David Moyes and Manchester United need to start taking responsibility

4332092

More often than not this season, David Moyes has resembled Unlucky Alf from The Fast Show, lurching from one disaster to another without even the vaguest smattering of good fortune.

The golfer Gary Player once commented, “The more I practice, the luckier I get” and one has to wonder whether United’s position in the table is about more than simply the rub of the green. Just a few weeks ago, Moyes claimed he was “beginning to laugh at referees” and, following Saturday’s defeat at Stoke, the manager felt his side “could not have been more unlucky”.

Either Sir Alex Ferguson’s successor genuinely believes his team have been unfortunate, or he is distracting attention away from yet another poor performance. He said after the game, “I don’t know what we have to do to win” and yet it is not as though Asmir Begovic, in the Stoke goal, was required to produce a string of outstanding saves. Indeed, the home side had more shots on target than the visitors.

It is true Stoke’s opener took an almighty deflection that totally wrong-footed David de Gea and that injuries to Jonny Evans and Phil Jones early on meant Michael Carrick had to move to the centre of defence. Such setbacks rarely hampered United’s progress under Ferguson, though, his genius having usually been enough to overcome injury problems or refereeing mistakes. The great sides find a way to win however bleak the scenario. Instead, United sit in seventh place in the table and look utterly incapable of putting together a decent run of form. There is a reason the team were often characterised as lucky during the Fergie years and the Player quote offers the most succinct explanation.

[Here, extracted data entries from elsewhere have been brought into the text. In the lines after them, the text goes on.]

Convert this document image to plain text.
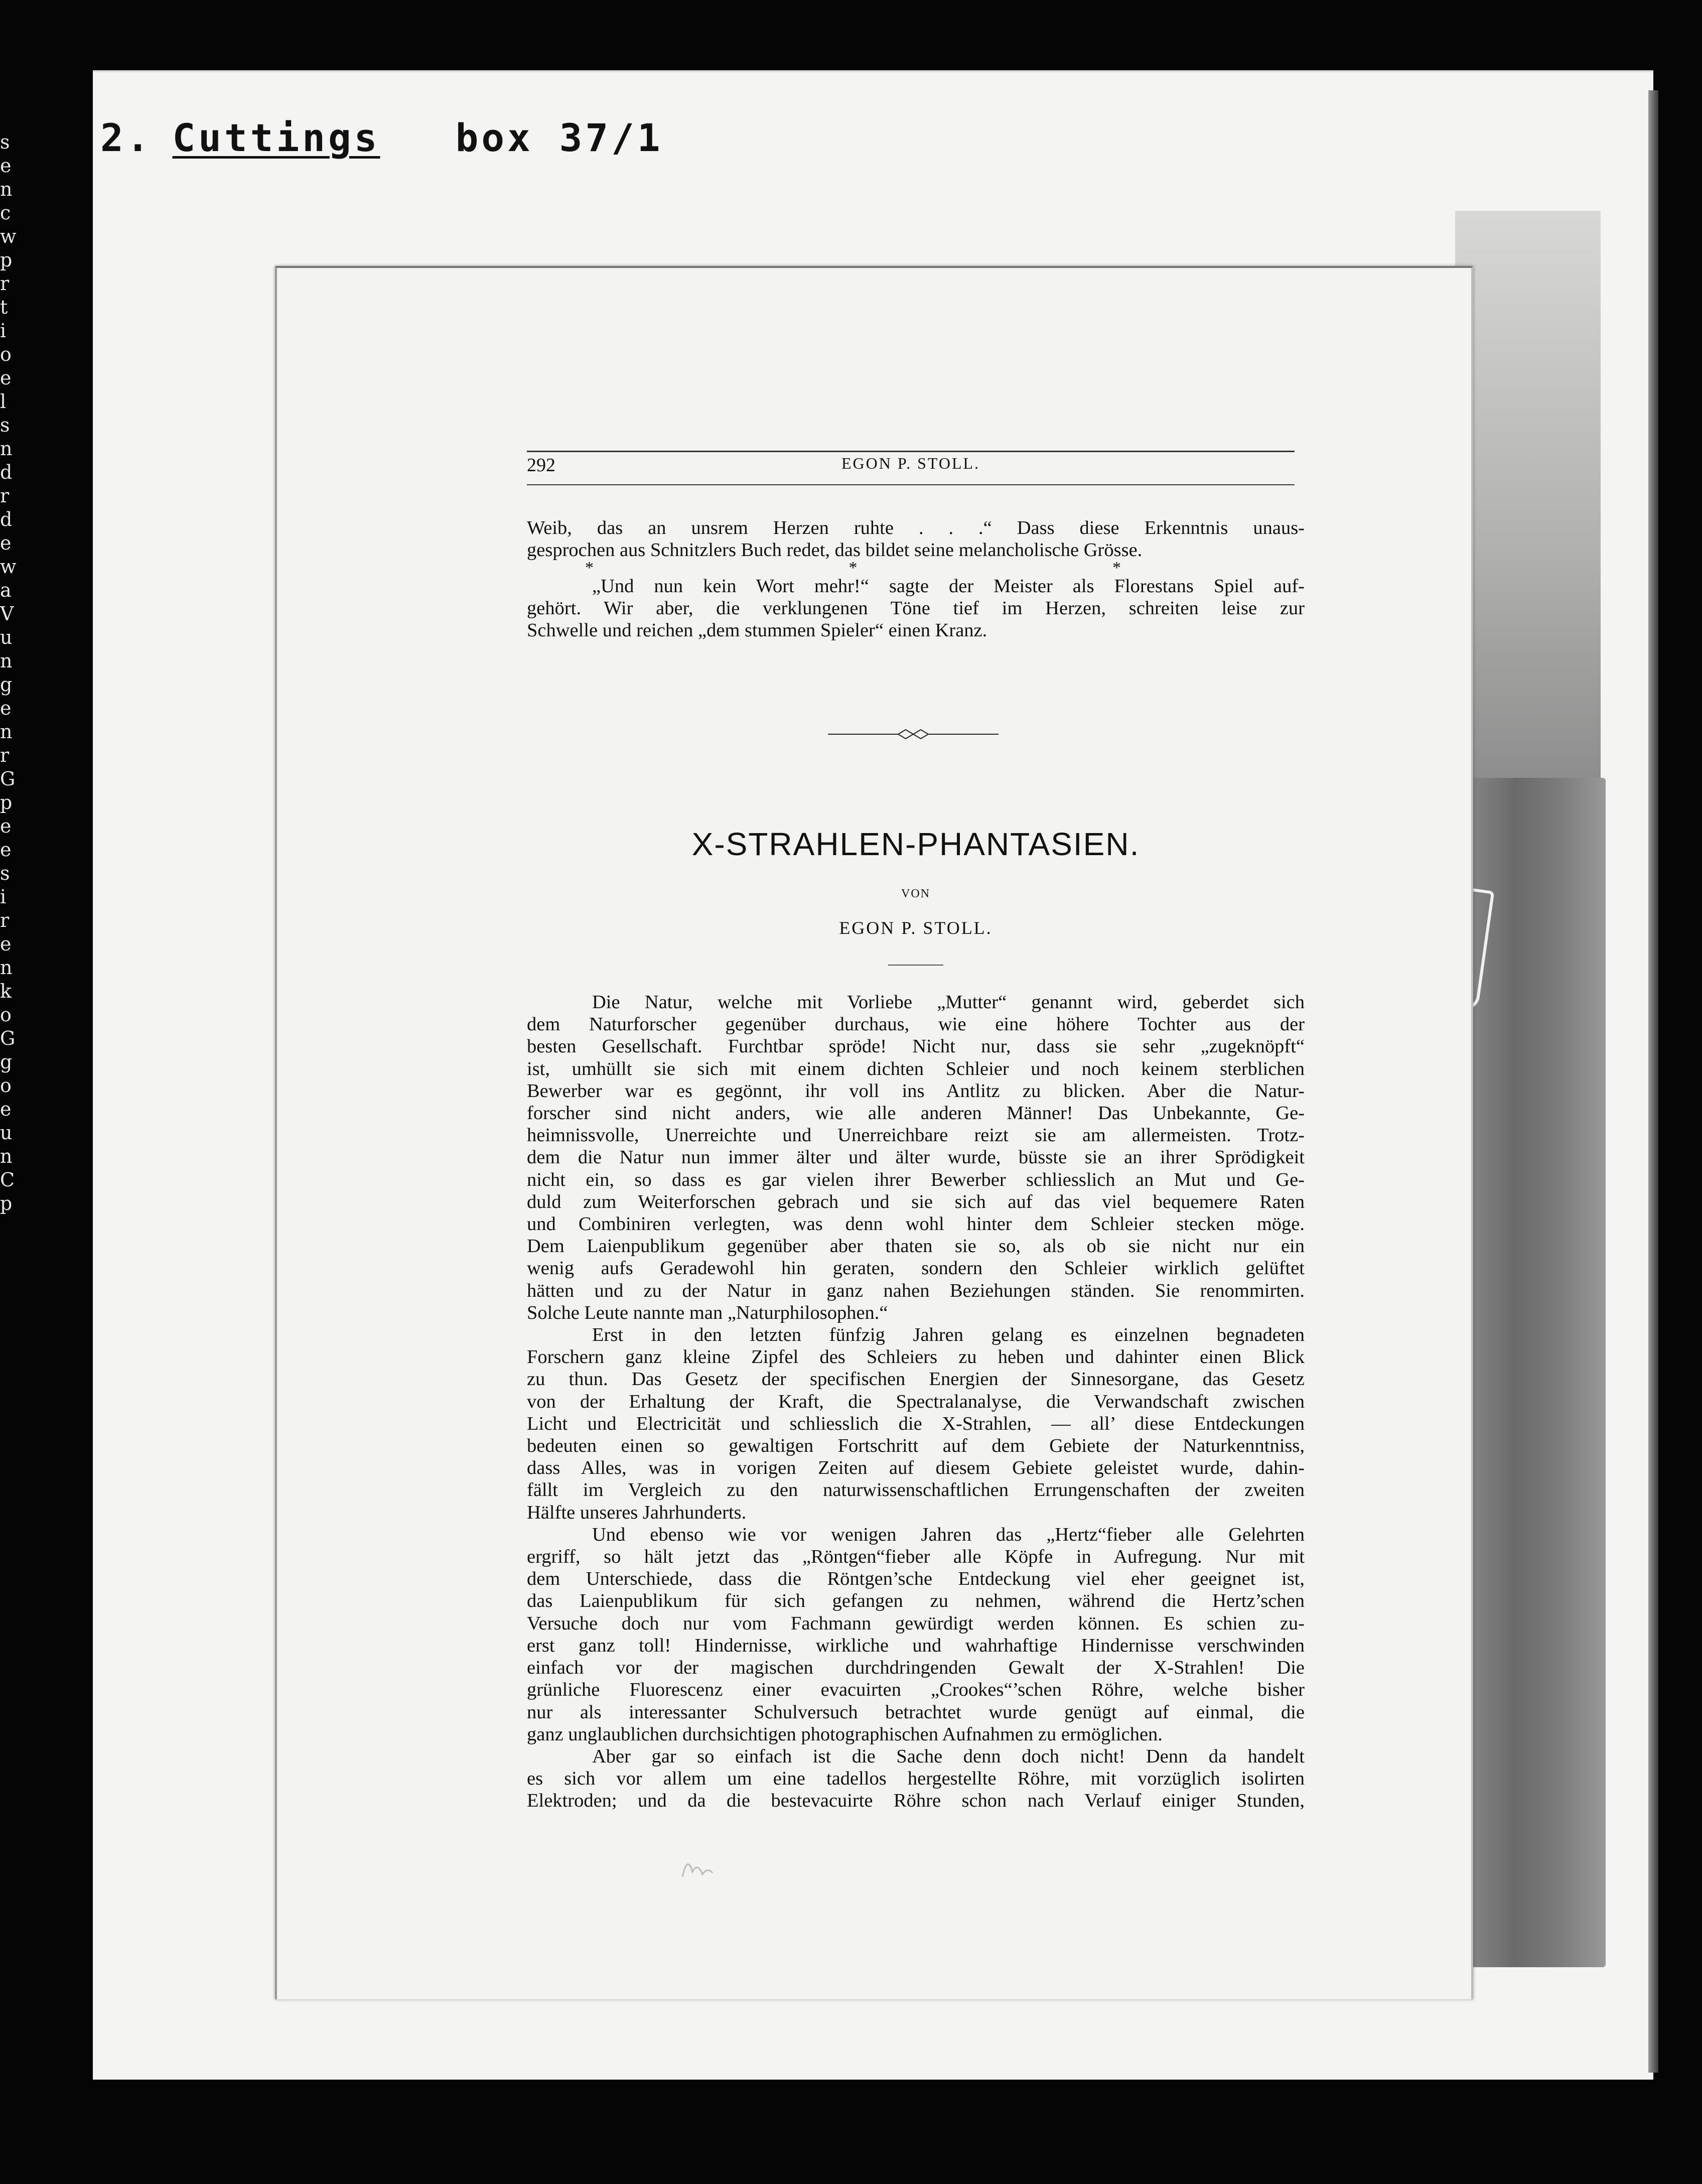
s
e
n
c
w
p
r
t
i
o
e
l
s
n
d
r
d
e
w
a
V
u
n
g
e
n
r
G
p
e
e
s
i
r
e
n
k
o
G
g
o
e
u
n
C
p
2. Cuttings box 37/1
292	EGON P. STOLL.
Weib, das an unsrem Herzen ruhte . . .“ Dass diese Erkenntnis unaus-
gesprochen aus Schnitzlers Buch redet, das bildet seine melancholische Grösse.
* * *
„Und nun kein Wort mehr!“ sagte der Meister als Florestans Spiel auf-
gehört. Wir aber, die verklungenen Töne tief im Herzen, schreiten leise zur
Schwelle und reichen „dem stummen Spieler“ einen Kranz.
X-STRAHLEN-PHANTASIEN.
VON
EGON P. STOLL.
Die Natur, welche mit Vorliebe „Mutter“ genannt wird, geberdet sich
dem Naturforscher gegenüber durchaus, wie eine höhere Tochter aus der
besten Gesellschaft. Furchtbar spröde! Nicht nur, dass sie sehr „zugeknöpft“
ist, umhüllt sie sich mit einem dichten Schleier und noch keinem sterblichen
Bewerber war es gegönnt, ihr voll ins Antlitz zu blicken. Aber die Natur-
forscher sind nicht anders, wie alle anderen Männer! Das Unbekannte, Ge-
heimnissvolle, Unerreichte und Unerreichbare reizt sie am allermeisten. Trotz-
dem die Natur nun immer älter und älter wurde, büsste sie an ihrer Sprödigkeit
nicht ein, so dass es gar vielen ihrer Bewerber schliesslich an Mut und Ge-
duld zum Weiterforschen gebrach und sie sich auf das viel bequemere Raten
und Combiniren verlegten, was denn wohl hinter dem Schleier stecken möge.
Dem Laienpublikum gegenüber aber thaten sie so, als ob sie nicht nur ein
wenig aufs Geradewohl hin geraten, sondern den Schleier wirklich gelüftet
hätten und zu der Natur in ganz nahen Beziehungen ständen. Sie renommirten.
Solche Leute nannte man „Naturphilosophen.“
Erst in den letzten fünfzig Jahren gelang es einzelnen begnadeten
Forschern ganz kleine Zipfel des Schleiers zu heben und dahinter einen Blick
zu thun. Das Gesetz der specifischen Energien der Sinnesorgane, das Gesetz
von der Erhaltung der Kraft, die Spectralanalyse, die Verwandschaft zwischen
Licht und Electricität und schliesslich die X-Strahlen, — all’ diese Entdeckungen
bedeuten einen so gewaltigen Fortschritt auf dem Gebiete der Naturkenntniss,
dass Alles, was in vorigen Zeiten auf diesem Gebiete geleistet wurde, dahin-
fällt im Vergleich zu den naturwissenschaftlichen Errungenschaften der zweiten
Hälfte unseres Jahrhunderts.
Und ebenso wie vor wenigen Jahren das „Hertz“fieber alle Gelehrten
ergriff, so hält jetzt das „Röntgen“fieber alle Köpfe in Aufregung. Nur mit
dem Unterschiede, dass die Röntgen’sche Entdeckung viel eher geeignet ist,
das Laienpublikum für sich gefangen zu nehmen, während die Hertz’schen
Versuche doch nur vom Fachmann gewürdigt werden können. Es schien zu-
erst ganz toll! Hindernisse, wirkliche und wahrhaftige Hindernisse verschwinden
einfach vor der magischen durchdringenden Gewalt der X-Strahlen! Die
grünliche Fluorescenz einer evacuirten „Crookes“’schen Röhre, welche bisher
nur als interessanter Schulversuch betrachtet wurde genügt auf einmal, die
ganz unglaublichen durchsichtigen photographischen Aufnahmen zu ermöglichen.
Aber gar so einfach ist die Sache denn doch nicht! Denn da handelt
es sich vor allem um eine tadellos hergestellte Röhre, mit vorzüglich isolirten
Elektroden; und da die bestevacuirte Röhre schon nach Verlauf einiger Stunden,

Eight league defeats in 24 matches is entirely unacceptable for a club at which Champions League qualification has been a formality for almost two decades. There is every chance United could lose roughly a third of their league games this term and, given the fact that they are more than likely to finish the campaign without a trophy, Moyes and the players need to start shouldering some responsibility.

This is the club’s worst run in the top flight since the 1989/90 season, a campaign in which many supporters were calling for Ferguson’s head but which ended with an FA Cup triumph at Wembley. Moyes will be hoping he can turn things around in a similar manner and the first thing he ought to do is take luck out of the equation, since winners rarely bemoan a lack of it.